L’article ne confond pas la résistance du peuple palestinien, y compris armée, avec celle du Hamas qui bénéficie d’un arsenal en armes important payé par le Qatar, et fourni par les Mollahs. Mais à quelles fins stratégique et politique ? L‘article suggère des pistes argumentées de réflexions sur ces questions qui conditionnent nos engagements.
Il appelle au désarmement d’Israël, au boycott de ses exportations, à participer à toutes manifestations en soutien au peuple palestinien, à entretenir des liens constants avec les syndicalistes palestinien·es.

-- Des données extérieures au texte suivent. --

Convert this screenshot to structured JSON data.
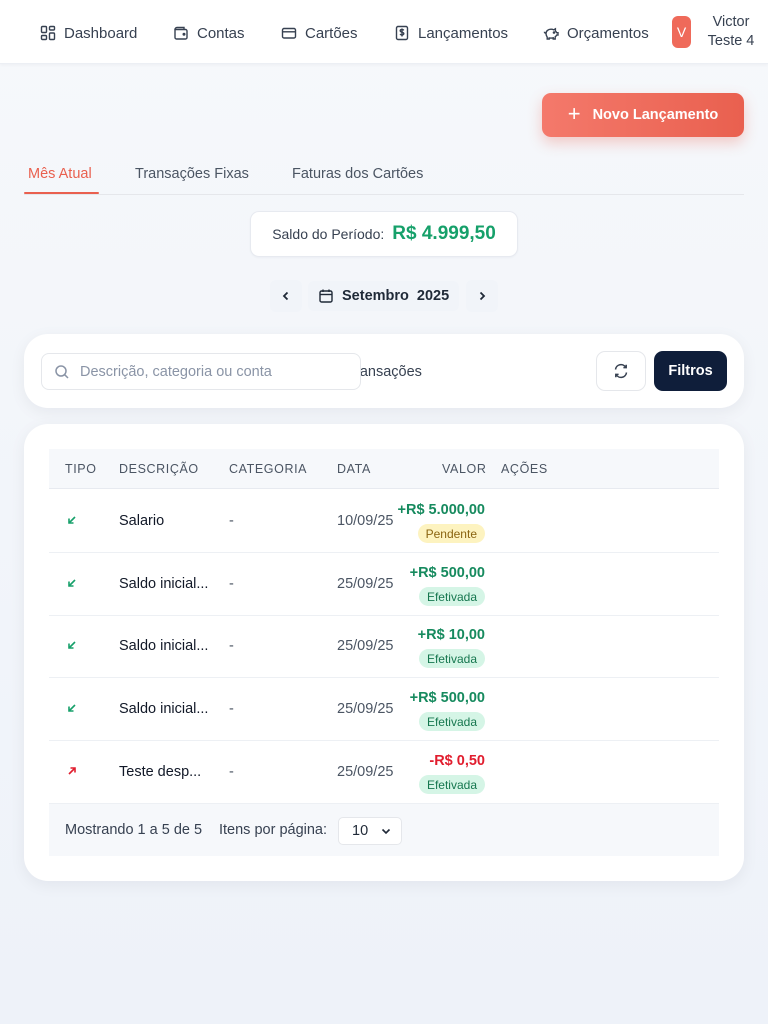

Il soutient STOP ARMING ISRAËL !, appelle à la solidarité avec le peuple ukrainien, autre victime du colonialisme russe.
5/ L’article plaide pour que se réalise un seul État palestinien sur les terres de Palestine ; un État laïque, libéré du capitalisme, ouvert et organisé par les organisations ouvrières, assurant l’épanouissement et la protection de ses citoyen·nes, quelle que soit la confession, et intégrant le droit au retour. Il est à craindre que l’attaque du 7. 10 contribue à ruiner pour longtemps cette perspective démocratique voire révolutionnaire.
Ce n’est pas une position “morale” mais politique qui ne renvoie pas “dos à dos” les peuples concernés, palestinien et israélien, mais tout au contraire pourrait les unir.
6/ Le parallèle que suggère Pierre entre l’attaque du Hamas du 7 octobre 2023 avec le soulèvement du peuple algérien du 1er novembre 1954 fait fi, de mon point de vue, de toutes données contextuelles et considérations historiques.
Ces peuples palestinien et algérien ont chacun leurs spécificités et ne sauraient être comparés dans leur lutte de libération nationale.
Ce débat nécessaire ne peut être constructif que s’il est respectueux de la chose écrite et dite.